Une centaine de blocs concernés

Joint par le Moniteur, le maître d’œuvre a confirmé qu’une quarantaine d’accropodes avaient été endommagés en mars 2018, lors du passage du cyclone Dumazile et une vingtaine d’autres en avril 2018, au cours de la tempête tropicale Fakir. Le bilan se chiffre à une centaine de blocs, sur au moins vingt mille apportés sur le site. « L’essentiel des blocs abîmés est situé sur les parties supérieures des digues et moins de 10% du poids total de l’accropode a été enlevé, ce qui n’a pas d’impact sur la stabilité de l’ouvrage », tient à rappeler ce dernier. En outre, « ces casses se produisent au cours des premiers épisodes de fortes houles. Il se produit alors un phénomène de serrage, qui a été prévu par les experts. Il n’a rien d’anormal à cela, cela a été prévu dans les formules de stabilité », assure Adrian Martinez.

A noter que les blocs endommagés vont tous être remplacés en vue de la livraison du chantier, ce qui est déjà le cas pour environ 50% d’entre eux, précise l'intéressé.

Action en justice en cours

D'autres hypothèses ont toutefois été soulevées ces derniers jours. Selon le JIR, le béton utilisé aurait ainsi pu être « trop sec » suite « à un problème de dosage au niveau de la formule ». Une cause démentie par le maître d'œuvre : « cela n'est pas possible parce que les blocs ne sont pas coulés sur site, où ce genre de problème pourrait se produire, mais sont coulés en usine, dans des conditions très strictes, et ils sont échantillonnés. Si tant est que d'autres explications soient plausibles, la cause principale est pour 90% due au serrage des blocs de carapace lors des épisodes de houle, qui ont été calculés dans nos prévisions. Pour les 10% restants, nous recherchons d’autres causes possibles, comme la géotechnique ou une manipulation accidentelle, mais ces cas, s'ils sont vérifiés, restent marginaux », insiste le directeur. Suite à la déclaration de ces casses, une action en justice a été déposée auprès du tribunal de commerce de Lyon par l’assureur du groupement. Cette procédure a été déclenchée dans le cadre du contrat d’assurance « Tous risques chantier » (TRC), qui couvre les dommages causés aux travaux par des faits fortuits, comme une tempête.

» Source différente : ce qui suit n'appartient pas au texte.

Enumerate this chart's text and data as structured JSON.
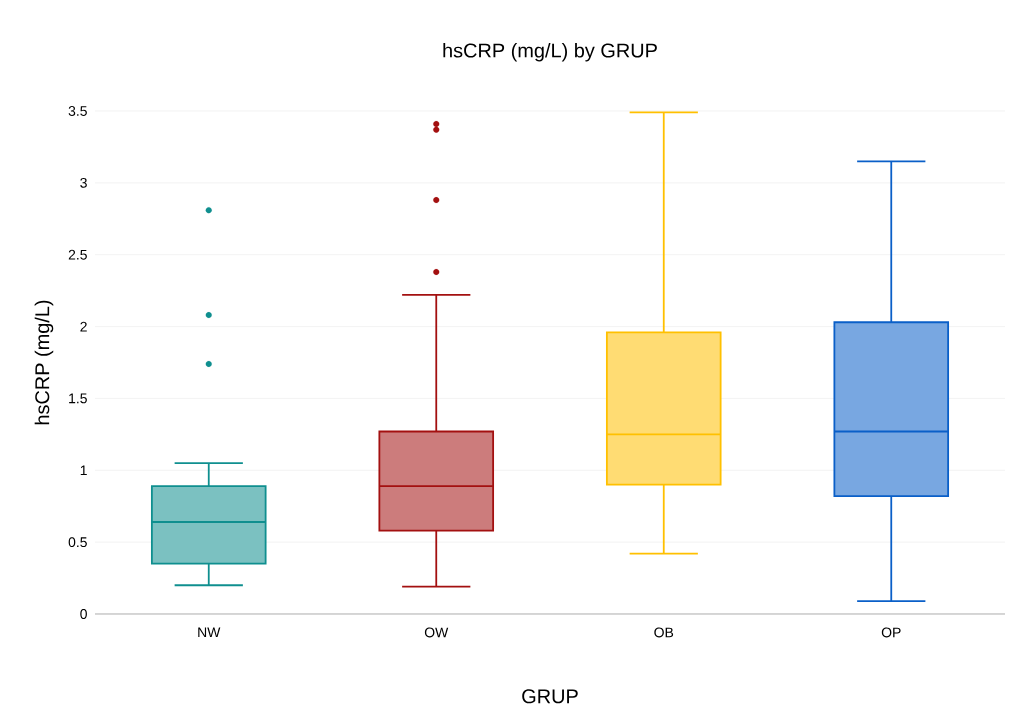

L'exploitation de la carrière du lieu-dit la « Ravine du trou – Bois blanc » suspendue

Une mauvaise nouvelle n'arrivant jamais seule, le tribunal administratif a annulé lundi 29 avril l'arrêté préfectoral autorisant à exploiter la carrière du lieu-dit la « Ravine du trou – Bois blanc ». Un site implanté dans la commune de Saint Leu et dont les roches massives devaient servir à réaliser les 3 kilomètres de digues restants, sur un linéaire total de 4,4 kilomètres. Au préalable, l'autorité administrative avait suspendu l'autorisation préfectorale de défrichement, prélude à l'exploitation de cette carrière située sur la commune de Saint-Leu. 

Un sérieux coup de frein au projet sachant qu'en juin 2018, il restait encore 11,5 millions de tonnes à extraire pour achever les travaux. Or, 85 % devaient provenir de la carrière de Saint Leu.